Center for International Environmental Law
- Abbreviation: CIEL
- Established: 1989
- Type: Nonprofit NGO
- Tax ID no.: 52-1633220
- Headquarters: Washington, DC, United States
- Location: Geneva, Switzerland;
- President/CEO: Rebecca Brown (2025-present)
- Revenue: $10 mil (2024)
- Expenses: $8.8 mil (2024)
- Website: Official website

= Center for International Environmental Law =

Not-for-profit environmental law firm

The Center for International Environmental Law (CIEL) is a public nonprofit environmental law organization based in Washington, DC, with an office in Geneva, Switzerland. It was founded in 1989. CIEL's team aims to use "the power of law to protect the environment, promote human rights, and ensure a just and sustainable society.

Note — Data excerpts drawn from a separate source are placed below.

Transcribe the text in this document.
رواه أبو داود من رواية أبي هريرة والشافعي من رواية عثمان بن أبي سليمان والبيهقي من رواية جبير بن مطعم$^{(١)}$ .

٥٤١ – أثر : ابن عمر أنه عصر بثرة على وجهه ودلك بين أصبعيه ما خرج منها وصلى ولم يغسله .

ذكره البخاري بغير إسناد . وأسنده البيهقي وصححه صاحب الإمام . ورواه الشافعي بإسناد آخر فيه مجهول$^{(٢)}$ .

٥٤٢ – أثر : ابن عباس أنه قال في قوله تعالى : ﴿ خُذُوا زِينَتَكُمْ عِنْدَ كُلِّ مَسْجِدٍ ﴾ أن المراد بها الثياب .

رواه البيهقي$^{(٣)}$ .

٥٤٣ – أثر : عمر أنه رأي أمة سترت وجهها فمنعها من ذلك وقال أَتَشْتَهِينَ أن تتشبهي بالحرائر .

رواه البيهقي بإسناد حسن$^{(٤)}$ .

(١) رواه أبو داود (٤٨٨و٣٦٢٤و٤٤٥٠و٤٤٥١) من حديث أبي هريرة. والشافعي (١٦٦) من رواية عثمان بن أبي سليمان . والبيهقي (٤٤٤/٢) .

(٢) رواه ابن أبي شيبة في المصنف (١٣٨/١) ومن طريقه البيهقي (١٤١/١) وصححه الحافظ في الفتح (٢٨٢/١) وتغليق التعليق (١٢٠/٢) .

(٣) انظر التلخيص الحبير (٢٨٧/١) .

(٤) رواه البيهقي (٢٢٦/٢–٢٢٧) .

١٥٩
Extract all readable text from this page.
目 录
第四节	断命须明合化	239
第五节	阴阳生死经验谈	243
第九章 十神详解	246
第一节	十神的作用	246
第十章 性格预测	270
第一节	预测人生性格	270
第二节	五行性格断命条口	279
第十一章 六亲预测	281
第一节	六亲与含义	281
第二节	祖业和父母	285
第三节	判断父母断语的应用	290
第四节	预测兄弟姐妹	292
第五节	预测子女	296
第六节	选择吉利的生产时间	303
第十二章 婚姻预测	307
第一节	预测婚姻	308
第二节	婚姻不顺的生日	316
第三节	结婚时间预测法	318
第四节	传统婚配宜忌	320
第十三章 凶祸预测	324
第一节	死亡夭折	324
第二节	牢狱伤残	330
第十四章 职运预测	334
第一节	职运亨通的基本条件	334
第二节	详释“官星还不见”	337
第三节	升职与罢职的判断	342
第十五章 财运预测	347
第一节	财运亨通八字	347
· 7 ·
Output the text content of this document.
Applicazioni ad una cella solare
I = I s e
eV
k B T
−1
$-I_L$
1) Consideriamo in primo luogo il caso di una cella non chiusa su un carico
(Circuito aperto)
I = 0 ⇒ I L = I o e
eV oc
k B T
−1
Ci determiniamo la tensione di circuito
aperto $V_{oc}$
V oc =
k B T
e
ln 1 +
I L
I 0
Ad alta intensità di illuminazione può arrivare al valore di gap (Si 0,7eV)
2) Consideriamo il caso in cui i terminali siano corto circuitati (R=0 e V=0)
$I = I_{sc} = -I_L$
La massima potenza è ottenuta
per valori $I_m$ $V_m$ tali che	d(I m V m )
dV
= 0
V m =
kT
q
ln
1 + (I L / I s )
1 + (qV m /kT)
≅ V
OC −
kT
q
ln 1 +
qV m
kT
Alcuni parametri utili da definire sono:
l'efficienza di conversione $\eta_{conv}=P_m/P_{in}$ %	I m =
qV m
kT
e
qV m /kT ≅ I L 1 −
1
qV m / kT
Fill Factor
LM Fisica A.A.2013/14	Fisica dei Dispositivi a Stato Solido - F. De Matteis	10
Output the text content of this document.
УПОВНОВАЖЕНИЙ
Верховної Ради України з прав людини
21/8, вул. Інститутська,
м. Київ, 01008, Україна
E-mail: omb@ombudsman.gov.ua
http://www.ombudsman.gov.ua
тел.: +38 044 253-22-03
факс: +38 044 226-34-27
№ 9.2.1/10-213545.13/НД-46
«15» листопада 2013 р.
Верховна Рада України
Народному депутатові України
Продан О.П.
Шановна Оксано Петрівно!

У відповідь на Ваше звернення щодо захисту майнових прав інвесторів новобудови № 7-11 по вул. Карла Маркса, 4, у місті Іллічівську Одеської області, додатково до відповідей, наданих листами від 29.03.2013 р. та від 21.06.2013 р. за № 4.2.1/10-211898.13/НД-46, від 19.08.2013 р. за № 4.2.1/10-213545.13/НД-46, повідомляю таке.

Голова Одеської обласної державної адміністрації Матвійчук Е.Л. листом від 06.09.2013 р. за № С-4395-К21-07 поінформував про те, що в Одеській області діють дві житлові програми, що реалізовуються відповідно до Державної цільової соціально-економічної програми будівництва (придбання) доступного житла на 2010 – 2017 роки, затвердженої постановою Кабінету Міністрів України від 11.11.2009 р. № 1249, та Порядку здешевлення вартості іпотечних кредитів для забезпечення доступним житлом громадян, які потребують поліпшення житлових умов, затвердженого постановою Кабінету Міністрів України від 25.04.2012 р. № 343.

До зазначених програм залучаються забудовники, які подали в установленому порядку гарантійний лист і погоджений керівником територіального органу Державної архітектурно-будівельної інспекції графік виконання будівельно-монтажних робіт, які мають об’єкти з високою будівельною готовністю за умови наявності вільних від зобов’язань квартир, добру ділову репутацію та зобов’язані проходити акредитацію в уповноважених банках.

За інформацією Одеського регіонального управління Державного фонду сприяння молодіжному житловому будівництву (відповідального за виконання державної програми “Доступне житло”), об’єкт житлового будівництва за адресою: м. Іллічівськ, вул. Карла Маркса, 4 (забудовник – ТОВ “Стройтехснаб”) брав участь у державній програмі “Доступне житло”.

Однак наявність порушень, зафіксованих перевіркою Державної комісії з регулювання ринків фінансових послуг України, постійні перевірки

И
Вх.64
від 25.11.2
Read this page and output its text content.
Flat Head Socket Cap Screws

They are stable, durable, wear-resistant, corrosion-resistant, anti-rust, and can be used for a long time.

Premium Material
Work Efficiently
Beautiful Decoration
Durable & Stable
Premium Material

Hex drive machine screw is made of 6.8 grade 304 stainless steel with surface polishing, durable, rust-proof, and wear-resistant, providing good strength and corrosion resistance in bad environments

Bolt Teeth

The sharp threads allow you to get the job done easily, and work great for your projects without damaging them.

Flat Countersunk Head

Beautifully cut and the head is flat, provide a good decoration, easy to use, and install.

CIEL seeks a world where the law reflects the interconnection between humans and the environment, respects the limits of the planet, protects the dignity and equality of each person, and encourages all of earth’s inhabitants to live in balance with each other." They help educate organizations, corporations, and the public on environmental issues and conduct their own research. Rebecca Brown has been the president and CEO since 2025. CIEL also offer legal internship programs.

==Issues==
CIEL's work can be divided into three programs: Climate and Energy; Environmental Health; and Fossil Economy. Areas of interest include biodiversity, chemicals, climate change, human rights, environmental rights, international financial institutions, law and communities, plastic, and trade and sustainable development.

===Research===
CIEL has published several research reports and articles. Smoke and Fumes (2017) examined the oil and gas industry's efforts to fund the science and propaganda of climate denial, and has been cited in climate litigation against carbon majors. Plastic & Health (2019) and Plastic & Climate (2019) have been featured in publications that seek to explain the impact of the plastic crisis on health, climate, and the environment. In 2020, Pandemic Crisis, Systemic Decline examined the oil, gas, and petrochemical industry's attempts to use the COVID-19 pandemic for their own gain. In 2022, Pushing Back, a report about the petrochemical industry's development and what that means for communities, was published.